Кивнув, я возвращаюсь к цветам.
Пришлось заморочиться и позвонить на ресепшен, чтобы попросить вазу. Когда горничная постучала в дверь, стало ясно, что одной не хватит. В итоге нам принесли целых три, и я принимаюсь обрезать лишние листья, аккуратно сортируя розы.

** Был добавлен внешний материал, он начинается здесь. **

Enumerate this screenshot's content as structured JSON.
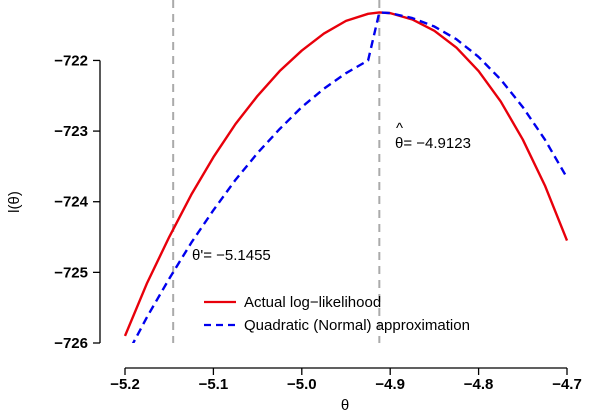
{
  "chart_data": {
    "type": "line",
    "title": "",
    "xlabel": "θ",
    "ylabel": "l(θ)",
    "xlim": [
      -5.2,
      -4.7
    ],
    "ylim": [
      -726,
      -721.3
    ],
    "xticks": [
      {
        "value": -5.2,
        "label": "−5.2"
      },
      {
        "value": -5.1,
        "label": "−5.1"
      },
      {
        "value": -5.0,
        "label": "−5.0"
      },
      {
        "value": -4.9,
        "label": "−4.9"
      },
      {
        "value": -4.8,
        "label": "−4.8"
      },
      {
        "value": -4.7,
        "label": "−4.7"
      }
    ],
    "yticks": [
      {
        "value": -726,
        "label": "−726"
      },
      {
        "value": -725,
        "label": "−725"
      },
      {
        "value": -724,
        "label": "−724"
      },
      {
        "value": -723,
        "label": "−723"
      },
      {
        "value": -722,
        "label": "−722"
      }
    ],
    "series": [
      {
        "name": "Actual log−likelihood",
        "color": "#e8000b",
        "style": "solid",
        "x": [
          -5.2,
          -5.175,
          -5.15,
          -5.125,
          -5.1,
          -5.075,
          -5.05,
          -5.025,
          -5.0,
          -4.975,
          -4.95,
          -4.925,
          -4.9123,
          -4.9,
          -4.875,
          -4.85,
          -4.825,
          -4.8,
          -4.775,
          -4.75,
          -4.725,
          -4.7
        ],
        "y": [
          -725.9,
          -725.15,
          -724.5,
          -723.9,
          -723.37,
          -722.9,
          -722.5,
          -722.15,
          -721.86,
          -721.62,
          -721.44,
          -721.34,
          -721.32,
          -721.33,
          -721.42,
          -721.58,
          -721.82,
          -722.15,
          -722.58,
          -723.12,
          -723.77,
          -724.55
        ]
      },
      {
        "name": "Quadratic (Normal) approximation",
        "color": "#0000ee",
        "style": "dashed",
        "x": [
          -5.2,
          -5.175,
          -5.15,
          -5.125,
          -5.1,
          -5.075,
          -5.05,
          -5.025,
          -5.0,
          -4.975,
          -4.95,
          -4.925,
          -4.9123,
          -4.9,
          -4.875,
          -4.85,
          -4.825,
          -4.8,
          -4.775,
          -4.75,
          -4.725,
          -4.7
        ],
        "y": [
          -726.22,
          -725.63,
          -725.09,
          -724.58,
          -724.12,
          -723.69,
          -723.31,
          -722.97,
          -722.66,
          -722.4,
          -722.18,
          -722.0,
          -721.32,
          -721.33,
          -721.4,
          -721.52,
          -721.7,
          -721.95,
          -722.27,
          -722.66,
          -723.12,
          -723.66
        ]
      }
    ],
    "vlines": [
      {
        "x": -5.1455,
        "color": "#aaaaaa",
        "style": "dashed"
      },
      {
        "x": -4.9123,
        "color": "#aaaaaa",
        "style": "dashed"
      }
    ],
    "annotations": [
      {
        "label": "θ'= −5.1455"
      },
      {
        "label_hat": "^",
        "label": "θ= −4.9123"
      }
    ],
    "legend": {
      "position": "bottom-center",
      "box": false
    }
  }
}
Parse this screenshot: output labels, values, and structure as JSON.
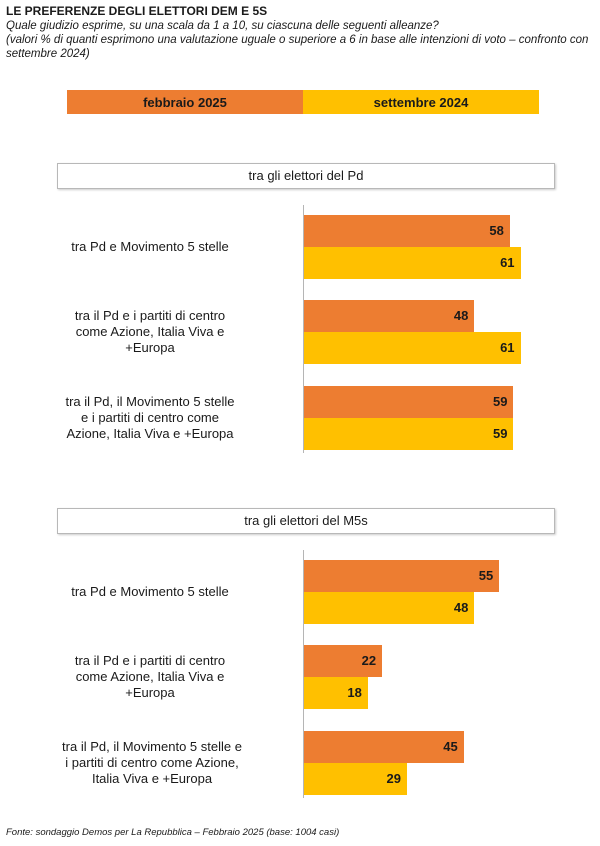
{
  "header": {
    "title": "LE PREFERENZE DEGLI ELETTORI DEM E 5S",
    "subtitle_line1": "Quale giudizio esprime, su una scala da 1 a 10, su ciascuna delle seguenti alleanze?",
    "subtitle_line2": "(valori % di quanti esprimono una valutazione uguale o superiore a 6 in base alle intenzioni di voto – confronto con settembre 2024)"
  },
  "footer": "Fonte: sondaggio Demos per La Repubblica – Febbraio 2025 (base: 1004 casi)",
  "colors": {
    "febbraio_2025": "#ED7D31",
    "settembre_2024": "#FFC000"
  },
  "chart_data": {
    "type": "bar",
    "orientation": "horizontal",
    "legend": [
      "febbraio 2025",
      "settembre 2024"
    ],
    "panels": [
      {
        "title": "tra gli elettori del Pd",
        "categories": [
          "tra Pd e Movimento 5 stelle",
          "tra il Pd e i partiti di centro come Azione, Italia Viva e +Europa",
          "tra il Pd, il Movimento 5 stelle e i partiti di centro come Azione, Italia Viva e +Europa"
        ],
        "label_lines": [
          [
            "tra Pd e Movimento 5 stelle"
          ],
          [
            "tra il Pd e i partiti di centro",
            "come Azione, Italia Viva e",
            "+Europa"
          ],
          [
            "tra il Pd, il Movimento 5 stelle",
            "e i partiti di centro come",
            "Azione, Italia Viva e +Europa"
          ]
        ],
        "series": [
          {
            "name": "febbraio 2025",
            "values": [
              58,
              48,
              59
            ]
          },
          {
            "name": "settembre 2024",
            "values": [
              61,
              61,
              59
            ]
          }
        ]
      },
      {
        "title": "tra gli elettori del M5s",
        "categories": [
          "tra Pd e Movimento 5 stelle",
          "tra il Pd e i partiti di centro come Azione, Italia Viva e +Europa",
          "tra il Pd, il Movimento 5 stelle e i partiti di centro come Azione, Italia Viva e +Europa"
        ],
        "label_lines": [
          [
            "tra Pd e Movimento 5 stelle"
          ],
          [
            "tra il Pd e i partiti di centro",
            "come Azione, Italia Viva e",
            "+Europa"
          ],
          [
            "tra il Pd, il Movimento 5 stelle e",
            "i partiti di centro come Azione,",
            "Italia Viva e +Europa"
          ]
        ],
        "series": [
          {
            "name": "febbraio 2025",
            "values": [
              55,
              22,
              45
            ]
          },
          {
            "name": "settembre 2024",
            "values": [
              48,
              18,
              29
            ]
          }
        ]
      }
    ]
  }
}
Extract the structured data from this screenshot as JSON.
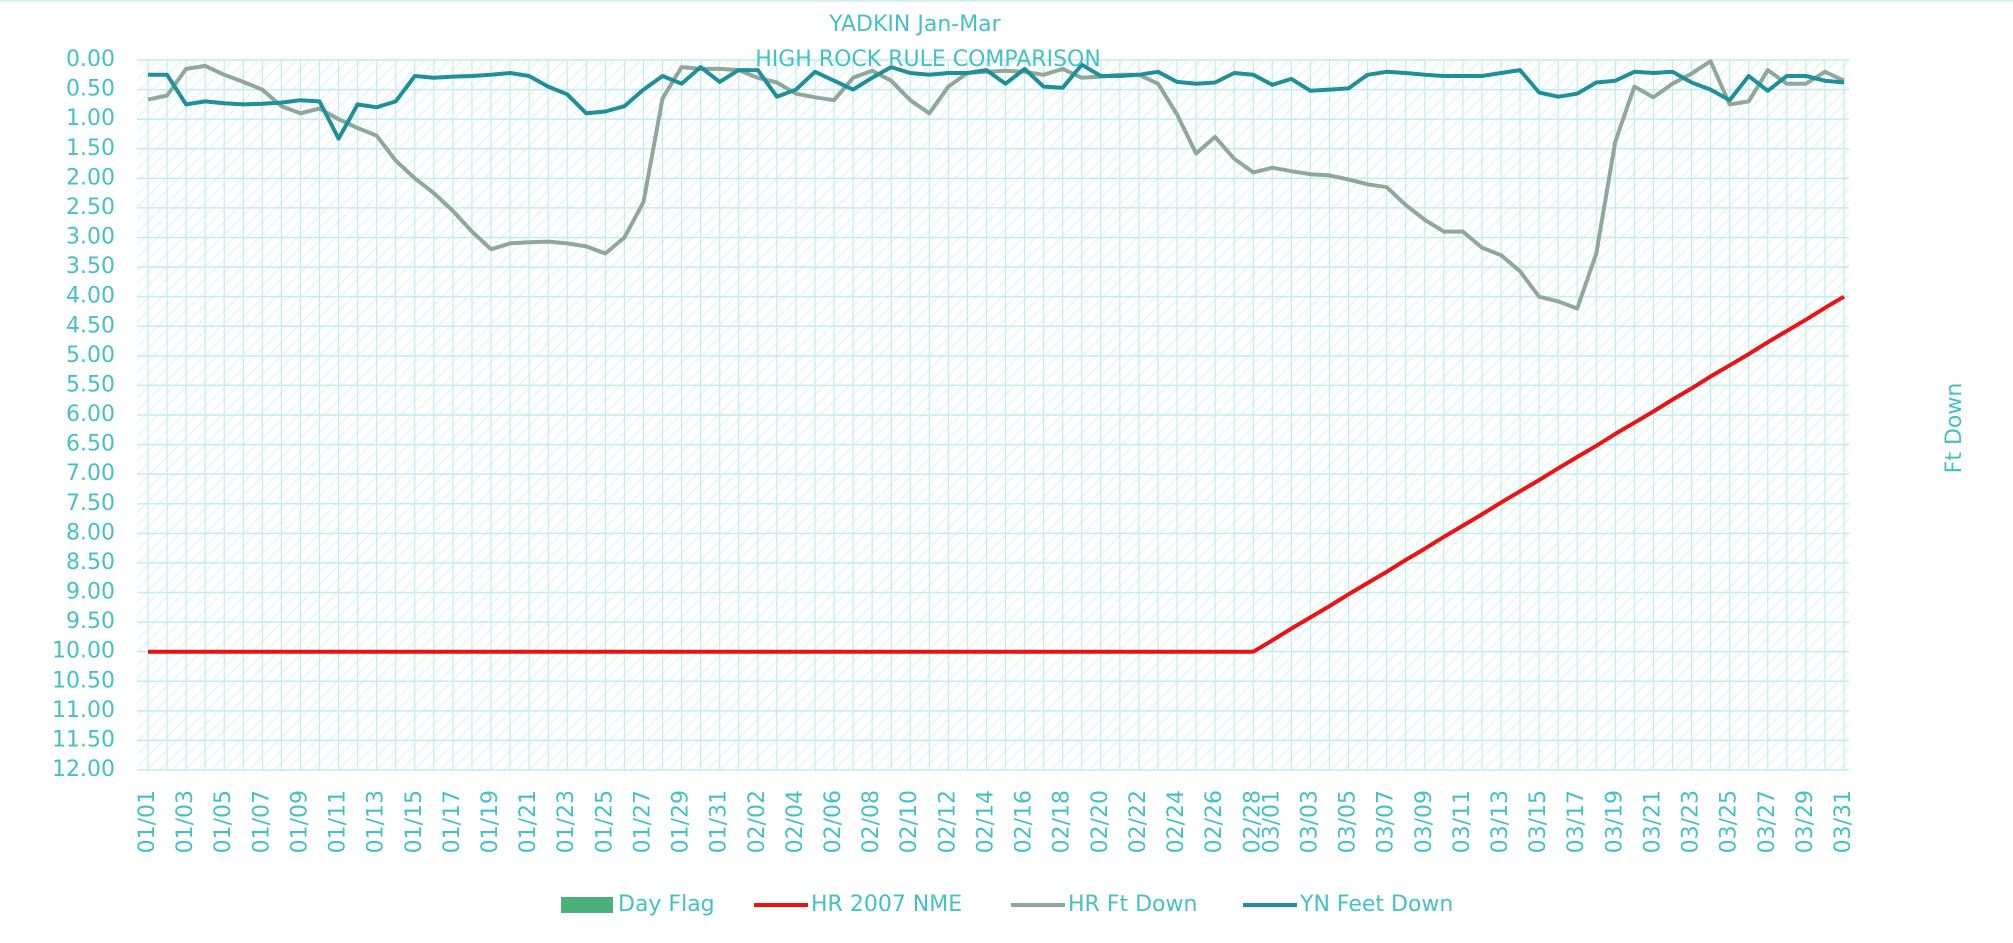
{
  "chart_data": {
    "type": "line",
    "title": "YADKIN Jan-Mar",
    "subtitle": "HIGH ROCK RULE COMPARISON",
    "y_axis_label": "Ft Down",
    "y_inverted": true,
    "grid": true,
    "legend": "bottom",
    "categories": [
      "01/01",
      null,
      "01/03",
      null,
      "01/05",
      null,
      "01/07",
      null,
      "01/09",
      null,
      "01/11",
      null,
      "01/13",
      null,
      "01/15",
      null,
      "01/17",
      null,
      "01/19",
      null,
      "01/21",
      null,
      "01/23",
      null,
      "01/25",
      null,
      "01/27",
      null,
      "01/29",
      null,
      "01/31",
      null,
      "02/02",
      null,
      "02/04",
      null,
      "02/06",
      null,
      "02/08",
      null,
      "02/10",
      null,
      "02/12",
      null,
      "02/14",
      null,
      "02/16",
      null,
      "02/18",
      null,
      "02/20",
      null,
      "02/22",
      null,
      "02/24",
      null,
      "02/26",
      null,
      "02/28",
      "03/01",
      null,
      "03/03",
      null,
      "03/05",
      null,
      "03/07",
      null,
      "03/09",
      null,
      "03/11",
      null,
      "03/13",
      null,
      "03/15",
      null,
      "03/17",
      null,
      "03/19",
      null,
      "03/21",
      null,
      "03/23",
      null,
      "03/25",
      null,
      "03/27",
      null,
      "03/29",
      null,
      "03/31"
    ],
    "ylim": [
      0,
      12
    ],
    "yticks": [
      {
        "value": 0,
        "label": "0.00"
      },
      {
        "value": 0.5,
        "label": "0.50"
      },
      {
        "value": 1,
        "label": "1.00"
      },
      {
        "value": 1.5,
        "label": "1.50"
      },
      {
        "value": 2,
        "label": "2.00"
      },
      {
        "value": 2.5,
        "label": "2.50"
      },
      {
        "value": 3,
        "label": "3.00"
      },
      {
        "value": 3.5,
        "label": "3.50"
      },
      {
        "value": 4,
        "label": "4.00"
      },
      {
        "value": 4.5,
        "label": "4.50"
      },
      {
        "value": 5,
        "label": "5.00"
      },
      {
        "value": 5.5,
        "label": "5.50"
      },
      {
        "value": 6,
        "label": "6.00"
      },
      {
        "value": 6.5,
        "label": "6.50"
      },
      {
        "value": 7,
        "label": "7.00"
      },
      {
        "value": 7.5,
        "label": "7.50"
      },
      {
        "value": 8,
        "label": "8.00"
      },
      {
        "value": 8.5,
        "label": "8.50"
      },
      {
        "value": 9,
        "label": "9.00"
      },
      {
        "value": 9.5,
        "label": "9.50"
      },
      {
        "value": 10,
        "label": "10.00"
      },
      {
        "value": 10.5,
        "label": "10.50"
      },
      {
        "value": 11,
        "label": "11.00"
      },
      {
        "value": 11.5,
        "label": "11.50"
      },
      {
        "value": 12,
        "label": "12.00"
      }
    ],
    "series": [
      {
        "name": "Day Flag",
        "color": "#4cb07a",
        "type": "bar"
      },
      {
        "name": "HR 2007 NME",
        "color": "#ee1111",
        "values": [
          10,
          10,
          10,
          10,
          10,
          10,
          10,
          10,
          10,
          10,
          10,
          10,
          10,
          10,
          10,
          10,
          10,
          10,
          10,
          10,
          10,
          10,
          10,
          10,
          10,
          10,
          10,
          10,
          10,
          10,
          10,
          10,
          10,
          10,
          10,
          10,
          10,
          10,
          10,
          10,
          10,
          10,
          10,
          10,
          10,
          10,
          10,
          10,
          10,
          10,
          10,
          10,
          10,
          10,
          10,
          10,
          10,
          10,
          10,
          9.81,
          9.61,
          9.42,
          9.23,
          9.03,
          8.84,
          8.65,
          8.45,
          8.26,
          8.06,
          7.87,
          7.68,
          7.48,
          7.29,
          7.1,
          6.9,
          6.71,
          6.52,
          6.32,
          6.13,
          5.94,
          5.74,
          5.55,
          5.35,
          5.16,
          4.97,
          4.77,
          4.58,
          4.39,
          4.19,
          4.0
        ]
      },
      {
        "name": "HR Ft Down",
        "color": "#8fa89a",
        "values": [
          0.67,
          0.6,
          0.15,
          0.1,
          0.25,
          0.37,
          0.5,
          0.78,
          0.9,
          0.82,
          1.0,
          1.15,
          1.28,
          1.7,
          2.0,
          2.25,
          2.55,
          2.9,
          3.2,
          3.1,
          3.08,
          3.07,
          3.1,
          3.15,
          3.27,
          3.0,
          2.4,
          0.65,
          0.12,
          0.15,
          0.15,
          0.17,
          0.3,
          0.38,
          0.57,
          0.63,
          0.68,
          0.3,
          0.18,
          0.35,
          0.68,
          0.9,
          0.45,
          0.22,
          0.2,
          0.18,
          0.2,
          0.25,
          0.15,
          0.3,
          0.28,
          0.25,
          0.25,
          0.4,
          0.92,
          1.58,
          1.3,
          1.67,
          1.9,
          1.82,
          1.88,
          1.93,
          1.95,
          2.02,
          2.1,
          2.15,
          2.45,
          2.7,
          2.9,
          2.9,
          3.17,
          3.3,
          3.57,
          4.0,
          4.08,
          4.2,
          3.27,
          1.38,
          0.45,
          0.63,
          0.4,
          0.23,
          0.02,
          0.75,
          0.7,
          0.17,
          0.4,
          0.4,
          0.2,
          0.35
        ]
      },
      {
        "name": "YN Feet Down",
        "color": "#1f8f9a",
        "values": [
          0.25,
          0.25,
          0.75,
          0.7,
          0.73,
          0.75,
          0.74,
          0.72,
          0.68,
          0.7,
          1.33,
          0.75,
          0.8,
          0.7,
          0.27,
          0.3,
          0.28,
          0.27,
          0.25,
          0.22,
          0.27,
          0.45,
          0.58,
          0.9,
          0.87,
          0.78,
          0.5,
          0.27,
          0.4,
          0.12,
          0.37,
          0.17,
          0.17,
          0.62,
          0.5,
          0.2,
          0.35,
          0.5,
          0.3,
          0.12,
          0.22,
          0.25,
          0.22,
          0.22,
          0.17,
          0.4,
          0.15,
          0.45,
          0.47,
          0.08,
          0.27,
          0.27,
          0.25,
          0.2,
          0.37,
          0.4,
          0.38,
          0.22,
          0.25,
          0.42,
          0.32,
          0.52,
          0.5,
          0.48,
          0.25,
          0.2,
          0.22,
          0.25,
          0.27,
          0.27,
          0.27,
          0.22,
          0.17,
          0.55,
          0.62,
          0.57,
          0.38,
          0.35,
          0.2,
          0.22,
          0.2,
          0.38,
          0.5,
          0.68,
          0.27,
          0.52,
          0.27,
          0.27,
          0.35,
          0.38
        ]
      }
    ]
  }
}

— Ты всегда так смотришь? — спрашиваю как можно спокойнее, когда спустя пару минут передышки Лекс возвращается в комнату, опускается в кресло и снова ловит меня взглядом — тяжёлым, нетерпеливым, от которого у меня дрожат пальцы.
Пылкость в нём не улеглась, а лишь затаилась. Это очевидно, как и то, что он не до конца унял голод.
Мой аноним тянется к стакану с минеральной водой и откидывается на спинку. Сам он не пьёт, зато мне заказал целую бутылку дорогого шампанского, хотя я просила всего один бокал.
— Как?
— Будто пытаешься разобрать меня по частям.
— Я тебя не разбираю. Просто… пытаюсь понять, что у тебя в голове. И не жалеешь ли ты.
Подхватив одну из ваз, я несу её к журнальному столику, а затем опускаюсь в мягкое кресло прямо напротив Лекса.
Я не съела ни кусочка из того, что нам принесли из ресторана — ни салат, ни нарезку, ни фрукты. В горле всё ещё стоит тугой ком, не позволяя проглотить даже глоток шампанского.
— Не жалею, — наконец отвечаю. — Ожидания вполне оправданы. Ты не можешь не понимать это — почти идеальный мужчина, — я тут же прищуриваюсь. — В чём загвоздка? Ты точно в разводе? И не пьёшь не потому, что закодирован?
— Я точно в разводе уже не первый год. И нет, не закодирован, Оливия. Когда я говорил, что мои родители — запойные алкоголики, имел в виду мать и отчима. Кто мой родной отец, понятия не имею, но хочется верить, что у него было чуть меньше вредных привычек.
— Я не хотела тебя обидеть.
— Ты меня не обидела. Мать начала пить с отчимом за компанию, чтобы он не распускал кулаки и был добрее. Он… так нас воспитывал. Когда я вырос, стал воспитывать его в ответ. Но это не самый эффективный способ что-то донести до человека. Впрочем, ты, как психолог-воспитатель, лучше знаешь, как обходиться без крайних мер.
К щекам приливает краска, и я судорожно пытаюсь заставить работать шестерёнки в голове, вращающиеся со скрипом.
— Главное — правильный подход, — завуалировано отвечаю. — Иногда достаточно поговорить, иногда — показать границы.
— И если дети не слушаются, их отправляют в угол?
— Им дают шанс исправиться, — невинно пожимаю плечами. — Кто-то сам понимает, что поступил неправильно, кто-то — только после долгих разъяснительных бесед.
— Любишь свою работу? — с любопытством интересуется мой аноним.
— Определённо. Хотя в студенческие годы я романтизировала её чуть больше. Мне... хотелось сделать этот мир лучше, но в итоге система быстро расставила приоритеты и лишила меня некоторых иллюзий.
Лекс подаётся вперёд, с хлопком открывая бутылку шампанского.